Namun sebuah pertanyaan kunci kini menghantui: Apa yang menanti BNP di era pasca-Khaleda?

Di pusat segala jawaban atas pertanyaan itu adalah putra satu-satunya Khaleda yang masih hidup, Tarique Rahman.

“Seperti Awami League, BNP telah menjadi partai yang berpusat pada satu orang,” kata sejarawan politik Mohiuddin Ahmed. “Dengan kepemimpinan Tarique Rahman yang masih belum teruji, BNP kemungkinan akan menghadapi krisis kepemimpinan yang serius.”

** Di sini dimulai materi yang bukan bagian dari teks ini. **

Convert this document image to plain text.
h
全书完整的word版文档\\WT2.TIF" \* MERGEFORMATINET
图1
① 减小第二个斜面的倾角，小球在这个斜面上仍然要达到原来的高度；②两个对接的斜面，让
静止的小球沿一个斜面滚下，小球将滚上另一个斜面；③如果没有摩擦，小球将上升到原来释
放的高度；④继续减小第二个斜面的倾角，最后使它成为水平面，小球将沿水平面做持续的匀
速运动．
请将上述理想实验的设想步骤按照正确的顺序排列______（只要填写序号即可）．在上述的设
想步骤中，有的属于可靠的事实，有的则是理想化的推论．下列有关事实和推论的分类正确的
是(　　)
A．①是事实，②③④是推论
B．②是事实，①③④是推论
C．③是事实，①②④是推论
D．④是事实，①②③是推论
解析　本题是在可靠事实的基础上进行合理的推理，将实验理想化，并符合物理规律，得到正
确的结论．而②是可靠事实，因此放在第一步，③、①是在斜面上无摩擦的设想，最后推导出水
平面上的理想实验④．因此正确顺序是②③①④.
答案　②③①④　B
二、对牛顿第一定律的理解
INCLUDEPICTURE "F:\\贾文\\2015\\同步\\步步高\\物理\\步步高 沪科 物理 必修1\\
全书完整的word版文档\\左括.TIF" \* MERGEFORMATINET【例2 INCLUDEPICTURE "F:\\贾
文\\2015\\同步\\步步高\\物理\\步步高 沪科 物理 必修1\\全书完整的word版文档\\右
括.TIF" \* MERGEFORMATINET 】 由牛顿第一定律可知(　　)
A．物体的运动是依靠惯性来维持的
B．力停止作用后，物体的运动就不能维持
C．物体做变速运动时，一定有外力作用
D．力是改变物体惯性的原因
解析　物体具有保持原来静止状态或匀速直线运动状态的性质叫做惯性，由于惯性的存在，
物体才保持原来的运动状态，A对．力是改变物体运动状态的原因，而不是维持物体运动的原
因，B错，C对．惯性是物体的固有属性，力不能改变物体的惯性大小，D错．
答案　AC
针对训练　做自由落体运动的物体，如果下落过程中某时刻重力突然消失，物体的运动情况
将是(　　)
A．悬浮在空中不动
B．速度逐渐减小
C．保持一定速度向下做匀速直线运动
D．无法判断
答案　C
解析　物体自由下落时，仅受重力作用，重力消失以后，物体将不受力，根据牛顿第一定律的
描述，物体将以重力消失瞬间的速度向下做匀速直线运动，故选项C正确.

Choudhury, ilmuwan politik yang mengenal Khaleda dengan baik, memberikan penilaian yang lebih tajam: “Para pemimpin di BNP pasca-Khaleda kemungkinan akan terpecah menjadi dua atau tiga faksi, karena ia selama ini berfungsi sebagai simbol pemersatu bagi anggota partai.” Fragmentasi tersebut, saya khawatir, akan menciptakan vakum politik yang serius di negeri ini.

Namun, tak semua sependapat.

Amir Khasru Mahmud Chowdhury, mantan menteri di era Khaleda, menyatakan bahwa ia percaya Tarique—yang telah memimpin partai sebagai ketua sementara sejak 2018 dari pengasingannya di Britania Raya—telah “mengambil alih obor yang dibawa ibunya dari ayahnya, Ziaur Rahman”.

Kedatangan Tarique disambut gelora dukungan besar dari kader partai saat ia kembali ke Dhaka dari pengasingan pada Hari Natal, beberapa pekan sebelum pemilu nasional, di mana BNP terlibat persaingan ketat untuk posisi teratas dengan mantan sekutunya, Jamaat-e-Islami.

Dalam pernyataan pertamanya sejak kepulangan, Tarique menyatakan keinginannya membangun Bangladesh yang inklusif. Sejumlah pakar meyakini pria 60 tahun itu juga mungkin mampu memulihkan hubungan dengan India, yang memburuk pasca penyingkiran Hasina dan keputusannya mengungsi ke New Delhi. Meski India dan BNP secara tradisional tidak memiliki hubungan hangat—dengan New Delhi lebih memilih Liga Awami pimpinan Hasina sebagai mitra di Dhaka—kedua belah pihak telah saling mengirimkan sinyal pendekatan dalam beberapa hari terakhir.

Kini ujian besar bagi BNP dan Tarique menanti: Pemilu Februari nanti tidak hanya akan menentukan siapa yang memimpin Bangladesh, tetapi juga dapat mengungkap apakah negara ini mempercayai penerus Khaleda untuk melanjutkan warisannya.